In January 1995, the IMF granted a new $ 14 million loan to implement economic reforms. In June, Senegalese President Abdou Diouf visited the country, prompting closer contacts with Dakar. After a longer relatively hostile period, the two countries now agreed to jointly extract the two countries’ energy and mineral resources. In August, Iala Vieira’s approach to France criticized recent price increases for basic products – such as rice – as well as the government’s human rights violations.
In late 1995, Guinea-Bissau ratified a border agreement with Senegal signed in 1993. The border at sea was reshaped and it was decided that joint extraction should take place in an area believed to be rich in oil.
In August 1996, the government agreed to accept 44 illegal African emigrants expelled by Spain. The Guinea-Bissau Human Rights League criticized the government for accepting the request from Spain in return for money. In the United Nations Security Council, Guinea-Bissau supported a flight blockade against Sudan as it refused to expel 3 people suspected of participating in an assassination attempt against Egyptian President Hosni Moubarak.
Yet in 1998, Bissau allowed the Senegalese independence movement, the Movement of Casamance’s Democratic Forces (MFDC) to operate in the country. Yet, in January 98, Bissau’s military carried out an attack on a Casamance refugee camp near the Senegal border. This fueled rumors of renewed rapprochement between the two countries.

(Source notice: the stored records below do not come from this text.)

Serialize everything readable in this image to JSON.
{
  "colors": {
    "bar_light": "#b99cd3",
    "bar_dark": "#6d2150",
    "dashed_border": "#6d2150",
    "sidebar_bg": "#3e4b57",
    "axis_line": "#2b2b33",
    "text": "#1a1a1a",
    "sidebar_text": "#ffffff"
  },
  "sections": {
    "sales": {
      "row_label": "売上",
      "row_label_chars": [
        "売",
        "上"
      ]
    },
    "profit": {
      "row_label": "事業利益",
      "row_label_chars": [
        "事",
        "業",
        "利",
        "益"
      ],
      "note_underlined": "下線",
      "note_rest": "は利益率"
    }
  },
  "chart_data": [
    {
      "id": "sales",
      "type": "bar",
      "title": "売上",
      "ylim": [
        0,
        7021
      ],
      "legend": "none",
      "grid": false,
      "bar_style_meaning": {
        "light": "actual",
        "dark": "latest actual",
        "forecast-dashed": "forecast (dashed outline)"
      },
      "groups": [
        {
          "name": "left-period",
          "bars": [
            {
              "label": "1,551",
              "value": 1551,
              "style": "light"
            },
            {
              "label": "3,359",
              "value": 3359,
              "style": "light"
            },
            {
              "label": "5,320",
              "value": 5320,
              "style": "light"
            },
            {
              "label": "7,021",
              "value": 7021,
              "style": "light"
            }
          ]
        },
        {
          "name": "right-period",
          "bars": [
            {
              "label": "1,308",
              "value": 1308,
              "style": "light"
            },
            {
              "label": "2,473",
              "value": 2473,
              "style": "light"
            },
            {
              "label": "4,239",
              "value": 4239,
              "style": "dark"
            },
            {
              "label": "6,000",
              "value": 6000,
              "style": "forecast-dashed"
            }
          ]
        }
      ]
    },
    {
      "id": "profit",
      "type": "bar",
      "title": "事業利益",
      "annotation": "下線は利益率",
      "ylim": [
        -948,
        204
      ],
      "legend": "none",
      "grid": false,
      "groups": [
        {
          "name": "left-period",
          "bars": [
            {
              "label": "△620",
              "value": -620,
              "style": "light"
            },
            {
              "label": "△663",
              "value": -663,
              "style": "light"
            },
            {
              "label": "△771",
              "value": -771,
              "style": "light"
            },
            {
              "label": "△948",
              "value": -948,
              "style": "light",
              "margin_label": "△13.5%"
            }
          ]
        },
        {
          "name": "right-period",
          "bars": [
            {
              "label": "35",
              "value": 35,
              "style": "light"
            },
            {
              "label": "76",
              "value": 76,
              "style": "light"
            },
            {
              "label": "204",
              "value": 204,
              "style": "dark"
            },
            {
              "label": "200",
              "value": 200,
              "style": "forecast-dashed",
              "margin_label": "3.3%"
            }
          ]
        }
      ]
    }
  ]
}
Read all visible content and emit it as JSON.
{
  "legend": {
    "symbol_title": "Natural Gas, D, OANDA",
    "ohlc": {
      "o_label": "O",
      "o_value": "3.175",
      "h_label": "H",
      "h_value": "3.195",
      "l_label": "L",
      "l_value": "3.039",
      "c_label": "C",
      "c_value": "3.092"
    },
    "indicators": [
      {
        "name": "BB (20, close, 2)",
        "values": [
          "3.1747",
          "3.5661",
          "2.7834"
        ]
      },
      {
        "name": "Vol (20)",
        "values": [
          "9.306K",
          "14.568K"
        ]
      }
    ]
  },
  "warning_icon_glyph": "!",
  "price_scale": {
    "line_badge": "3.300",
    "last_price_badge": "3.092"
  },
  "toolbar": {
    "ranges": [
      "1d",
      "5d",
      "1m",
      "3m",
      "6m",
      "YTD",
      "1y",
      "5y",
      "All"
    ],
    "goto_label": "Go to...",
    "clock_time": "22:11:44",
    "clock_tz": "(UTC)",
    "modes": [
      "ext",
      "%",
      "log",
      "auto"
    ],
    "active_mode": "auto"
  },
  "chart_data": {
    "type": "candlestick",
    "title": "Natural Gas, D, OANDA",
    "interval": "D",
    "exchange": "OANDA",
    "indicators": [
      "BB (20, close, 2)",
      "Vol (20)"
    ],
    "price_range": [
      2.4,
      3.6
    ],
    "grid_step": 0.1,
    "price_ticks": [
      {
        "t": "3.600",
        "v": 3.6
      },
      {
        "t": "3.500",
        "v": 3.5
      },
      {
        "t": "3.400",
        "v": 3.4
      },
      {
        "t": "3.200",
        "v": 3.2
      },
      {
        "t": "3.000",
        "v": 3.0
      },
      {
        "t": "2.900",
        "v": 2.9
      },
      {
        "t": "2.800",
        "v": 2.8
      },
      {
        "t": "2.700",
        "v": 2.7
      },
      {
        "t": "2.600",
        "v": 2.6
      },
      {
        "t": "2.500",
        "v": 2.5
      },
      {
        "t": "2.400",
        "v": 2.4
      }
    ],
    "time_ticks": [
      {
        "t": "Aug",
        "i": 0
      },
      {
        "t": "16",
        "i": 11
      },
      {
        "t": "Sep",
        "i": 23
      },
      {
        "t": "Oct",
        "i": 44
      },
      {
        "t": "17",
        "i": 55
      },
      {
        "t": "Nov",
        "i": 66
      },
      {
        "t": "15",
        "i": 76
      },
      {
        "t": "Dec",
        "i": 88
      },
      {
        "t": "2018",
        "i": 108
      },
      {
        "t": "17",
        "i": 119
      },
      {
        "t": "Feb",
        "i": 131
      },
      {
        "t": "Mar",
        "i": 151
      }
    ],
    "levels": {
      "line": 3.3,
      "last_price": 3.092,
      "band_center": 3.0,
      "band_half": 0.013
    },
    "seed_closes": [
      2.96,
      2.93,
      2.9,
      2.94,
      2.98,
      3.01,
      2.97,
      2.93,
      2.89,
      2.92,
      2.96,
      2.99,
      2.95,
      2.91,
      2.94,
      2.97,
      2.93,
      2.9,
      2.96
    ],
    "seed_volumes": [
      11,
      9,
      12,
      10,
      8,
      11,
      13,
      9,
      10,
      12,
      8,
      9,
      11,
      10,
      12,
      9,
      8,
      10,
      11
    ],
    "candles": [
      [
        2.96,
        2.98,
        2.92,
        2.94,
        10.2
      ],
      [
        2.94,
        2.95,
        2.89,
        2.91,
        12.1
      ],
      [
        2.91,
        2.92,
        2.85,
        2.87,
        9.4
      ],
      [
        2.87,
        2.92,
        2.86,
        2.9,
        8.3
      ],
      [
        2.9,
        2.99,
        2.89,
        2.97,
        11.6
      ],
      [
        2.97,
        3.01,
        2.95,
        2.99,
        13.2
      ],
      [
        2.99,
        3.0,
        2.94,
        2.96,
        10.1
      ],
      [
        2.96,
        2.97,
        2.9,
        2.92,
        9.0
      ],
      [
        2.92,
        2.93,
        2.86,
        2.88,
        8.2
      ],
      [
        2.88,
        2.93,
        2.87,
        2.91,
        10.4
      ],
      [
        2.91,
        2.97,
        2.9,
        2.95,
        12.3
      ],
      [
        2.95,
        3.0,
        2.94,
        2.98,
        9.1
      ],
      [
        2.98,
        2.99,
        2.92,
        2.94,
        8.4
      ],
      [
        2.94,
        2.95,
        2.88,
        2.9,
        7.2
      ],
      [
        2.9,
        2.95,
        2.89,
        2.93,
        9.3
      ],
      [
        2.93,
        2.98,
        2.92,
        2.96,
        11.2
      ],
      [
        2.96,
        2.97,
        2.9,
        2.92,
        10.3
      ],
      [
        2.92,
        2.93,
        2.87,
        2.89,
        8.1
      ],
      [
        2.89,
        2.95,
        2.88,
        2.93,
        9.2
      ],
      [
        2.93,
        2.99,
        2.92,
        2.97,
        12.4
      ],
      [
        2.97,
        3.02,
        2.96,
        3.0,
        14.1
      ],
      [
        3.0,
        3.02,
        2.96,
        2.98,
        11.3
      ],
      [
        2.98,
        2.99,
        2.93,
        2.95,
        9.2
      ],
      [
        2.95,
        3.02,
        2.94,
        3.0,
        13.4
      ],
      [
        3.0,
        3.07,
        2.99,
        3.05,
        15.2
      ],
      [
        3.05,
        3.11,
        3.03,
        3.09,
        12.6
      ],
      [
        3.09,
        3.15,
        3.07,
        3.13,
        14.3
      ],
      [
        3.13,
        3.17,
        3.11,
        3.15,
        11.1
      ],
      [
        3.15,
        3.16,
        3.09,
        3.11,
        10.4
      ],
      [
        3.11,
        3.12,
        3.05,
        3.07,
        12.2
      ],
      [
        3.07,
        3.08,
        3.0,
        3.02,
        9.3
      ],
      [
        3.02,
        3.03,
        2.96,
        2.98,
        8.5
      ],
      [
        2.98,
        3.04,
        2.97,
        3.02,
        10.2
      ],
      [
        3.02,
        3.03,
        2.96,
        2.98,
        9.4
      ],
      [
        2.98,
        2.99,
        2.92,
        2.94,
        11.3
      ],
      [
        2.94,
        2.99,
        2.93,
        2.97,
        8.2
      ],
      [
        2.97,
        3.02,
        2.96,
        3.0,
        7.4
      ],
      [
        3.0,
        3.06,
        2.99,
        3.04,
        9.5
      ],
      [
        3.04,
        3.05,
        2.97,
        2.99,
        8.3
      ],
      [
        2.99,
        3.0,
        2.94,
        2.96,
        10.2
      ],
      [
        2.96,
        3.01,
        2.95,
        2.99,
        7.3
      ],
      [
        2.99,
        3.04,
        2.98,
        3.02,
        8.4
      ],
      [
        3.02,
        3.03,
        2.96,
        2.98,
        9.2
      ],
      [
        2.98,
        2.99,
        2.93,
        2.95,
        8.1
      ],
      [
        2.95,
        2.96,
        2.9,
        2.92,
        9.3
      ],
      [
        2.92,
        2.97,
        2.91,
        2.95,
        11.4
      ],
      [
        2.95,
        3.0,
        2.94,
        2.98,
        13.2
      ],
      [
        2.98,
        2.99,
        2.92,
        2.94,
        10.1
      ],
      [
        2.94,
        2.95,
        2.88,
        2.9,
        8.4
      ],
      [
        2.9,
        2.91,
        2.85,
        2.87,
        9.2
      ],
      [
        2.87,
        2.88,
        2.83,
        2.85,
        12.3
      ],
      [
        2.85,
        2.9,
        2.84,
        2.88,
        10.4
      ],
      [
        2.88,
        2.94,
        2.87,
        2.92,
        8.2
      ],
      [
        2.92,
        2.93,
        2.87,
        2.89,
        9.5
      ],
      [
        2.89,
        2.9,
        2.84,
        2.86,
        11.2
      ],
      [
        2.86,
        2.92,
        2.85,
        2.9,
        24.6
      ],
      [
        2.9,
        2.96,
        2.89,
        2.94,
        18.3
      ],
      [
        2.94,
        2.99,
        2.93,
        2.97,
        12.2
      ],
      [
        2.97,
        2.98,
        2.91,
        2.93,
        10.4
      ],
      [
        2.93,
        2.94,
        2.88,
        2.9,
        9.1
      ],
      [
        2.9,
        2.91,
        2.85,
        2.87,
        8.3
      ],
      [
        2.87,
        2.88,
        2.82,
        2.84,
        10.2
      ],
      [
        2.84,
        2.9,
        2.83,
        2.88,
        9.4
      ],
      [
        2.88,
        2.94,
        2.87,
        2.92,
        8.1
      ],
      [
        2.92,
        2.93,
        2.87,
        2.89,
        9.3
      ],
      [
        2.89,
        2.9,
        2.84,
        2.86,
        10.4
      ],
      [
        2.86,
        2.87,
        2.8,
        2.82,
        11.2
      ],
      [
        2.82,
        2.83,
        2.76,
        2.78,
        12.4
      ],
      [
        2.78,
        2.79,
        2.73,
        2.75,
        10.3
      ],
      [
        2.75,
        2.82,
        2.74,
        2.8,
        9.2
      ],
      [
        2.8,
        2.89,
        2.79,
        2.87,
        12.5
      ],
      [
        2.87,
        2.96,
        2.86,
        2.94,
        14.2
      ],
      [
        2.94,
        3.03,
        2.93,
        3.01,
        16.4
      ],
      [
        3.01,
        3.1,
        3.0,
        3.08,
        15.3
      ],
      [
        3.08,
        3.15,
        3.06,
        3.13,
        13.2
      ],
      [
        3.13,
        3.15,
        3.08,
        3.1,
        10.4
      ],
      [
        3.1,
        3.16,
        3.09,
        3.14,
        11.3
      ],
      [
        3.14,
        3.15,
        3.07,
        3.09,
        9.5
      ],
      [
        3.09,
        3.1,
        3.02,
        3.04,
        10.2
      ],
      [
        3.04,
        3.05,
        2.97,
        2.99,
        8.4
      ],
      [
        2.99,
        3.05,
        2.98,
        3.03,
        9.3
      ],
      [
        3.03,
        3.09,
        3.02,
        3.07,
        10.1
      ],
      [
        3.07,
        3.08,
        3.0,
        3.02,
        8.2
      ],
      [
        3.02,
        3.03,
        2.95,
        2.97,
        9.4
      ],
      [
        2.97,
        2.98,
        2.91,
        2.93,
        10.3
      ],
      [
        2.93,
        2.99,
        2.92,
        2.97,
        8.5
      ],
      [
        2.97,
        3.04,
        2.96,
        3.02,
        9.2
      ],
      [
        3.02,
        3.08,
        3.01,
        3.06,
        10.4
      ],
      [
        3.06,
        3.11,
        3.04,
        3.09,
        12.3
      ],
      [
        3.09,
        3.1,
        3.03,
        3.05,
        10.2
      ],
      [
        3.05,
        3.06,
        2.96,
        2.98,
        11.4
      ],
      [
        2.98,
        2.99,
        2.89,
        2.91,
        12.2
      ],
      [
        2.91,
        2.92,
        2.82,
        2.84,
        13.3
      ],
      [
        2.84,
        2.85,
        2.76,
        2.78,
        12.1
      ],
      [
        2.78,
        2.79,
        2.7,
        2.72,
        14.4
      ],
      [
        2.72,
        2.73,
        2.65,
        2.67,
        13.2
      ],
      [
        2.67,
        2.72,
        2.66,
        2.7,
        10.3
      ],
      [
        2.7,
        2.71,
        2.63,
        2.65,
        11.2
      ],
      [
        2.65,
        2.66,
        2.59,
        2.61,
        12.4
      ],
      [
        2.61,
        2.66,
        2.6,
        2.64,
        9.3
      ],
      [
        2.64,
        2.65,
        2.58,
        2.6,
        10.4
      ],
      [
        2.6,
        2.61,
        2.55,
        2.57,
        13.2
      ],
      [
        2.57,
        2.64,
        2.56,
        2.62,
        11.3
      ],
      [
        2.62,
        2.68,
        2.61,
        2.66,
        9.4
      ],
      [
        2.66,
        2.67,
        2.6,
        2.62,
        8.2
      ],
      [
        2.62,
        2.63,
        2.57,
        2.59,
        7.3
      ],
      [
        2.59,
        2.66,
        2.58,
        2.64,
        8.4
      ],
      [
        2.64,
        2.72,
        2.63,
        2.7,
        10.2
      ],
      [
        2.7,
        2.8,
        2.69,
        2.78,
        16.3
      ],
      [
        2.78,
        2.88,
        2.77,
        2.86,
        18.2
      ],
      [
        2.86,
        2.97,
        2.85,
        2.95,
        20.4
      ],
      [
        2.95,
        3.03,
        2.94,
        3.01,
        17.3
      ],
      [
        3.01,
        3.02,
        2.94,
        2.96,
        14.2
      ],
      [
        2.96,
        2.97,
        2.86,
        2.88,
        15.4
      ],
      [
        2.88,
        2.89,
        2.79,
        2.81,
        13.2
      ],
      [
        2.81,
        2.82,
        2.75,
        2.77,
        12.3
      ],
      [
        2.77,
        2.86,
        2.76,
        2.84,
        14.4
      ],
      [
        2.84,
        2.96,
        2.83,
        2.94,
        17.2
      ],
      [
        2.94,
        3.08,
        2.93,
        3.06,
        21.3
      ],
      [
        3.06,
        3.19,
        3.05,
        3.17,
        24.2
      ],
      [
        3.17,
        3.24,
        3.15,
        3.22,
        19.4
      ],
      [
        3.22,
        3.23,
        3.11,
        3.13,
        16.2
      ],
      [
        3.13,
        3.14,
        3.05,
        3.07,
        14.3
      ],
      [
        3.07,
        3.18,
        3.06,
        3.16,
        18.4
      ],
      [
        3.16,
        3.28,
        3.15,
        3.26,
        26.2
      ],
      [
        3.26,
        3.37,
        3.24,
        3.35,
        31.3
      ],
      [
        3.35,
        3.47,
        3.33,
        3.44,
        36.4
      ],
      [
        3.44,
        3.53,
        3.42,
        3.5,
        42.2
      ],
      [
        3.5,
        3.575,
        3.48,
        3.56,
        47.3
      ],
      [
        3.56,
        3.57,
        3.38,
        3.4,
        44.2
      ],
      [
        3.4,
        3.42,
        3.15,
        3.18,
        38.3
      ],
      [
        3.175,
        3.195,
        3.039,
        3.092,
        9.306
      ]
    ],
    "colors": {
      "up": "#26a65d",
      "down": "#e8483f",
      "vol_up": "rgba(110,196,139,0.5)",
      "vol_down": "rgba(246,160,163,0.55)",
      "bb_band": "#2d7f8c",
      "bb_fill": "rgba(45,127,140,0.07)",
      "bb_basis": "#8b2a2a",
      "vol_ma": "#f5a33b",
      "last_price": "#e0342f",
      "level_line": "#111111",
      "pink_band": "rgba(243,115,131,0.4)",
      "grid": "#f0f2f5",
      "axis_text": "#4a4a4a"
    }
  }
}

In November, the rebels and the government signed a peace agreement in Abuja, Nigeria. Nevertheless, in January 1999, fighting resumed in the capital Bissau between the rebel general Ansumana Mané and troops from the Vieira government. Mané had been ousted after accusations against him for arming Senegalese rebels. After 4 days of very bloody fighting that sent almost the entire capital of the capital to flight, a ceasefire was concluded.
On May 4, the United Nations asked donor countries that previously assisted Guinea-Bissau to return after eight months of civil war. Yet, three days later, Mané seized arms again and overthrew Vieira, seeking political asylum in Portugal. The military blamed Vieira for corruption and treason. From France, the coup was condemned and Mané accused of breaking the agreements between Abuja and Lomé, which had been concluded three months before.
In August, the FAO included Guinea-Bissau on the list of the 16 poorest African countries, while noting that the country lacked food and faced a crisis situation.
Five months after the coup, an open well of 18 corpses was found in the village of Portogole – among them the corpse of Vice President Correia. Meanwhile, the military regime had presented evidence to Portugal for Vieira’s “crimes” – in an attempt to get him extradited. On November 17, 99, just two weeks before the general election, General Mané stated that “if the president-elect does not fulfill his promises, he will be immediately dismissed.” However, supporters of the general confirmed at the same time that the military junta would be dissolved once the new president was in office.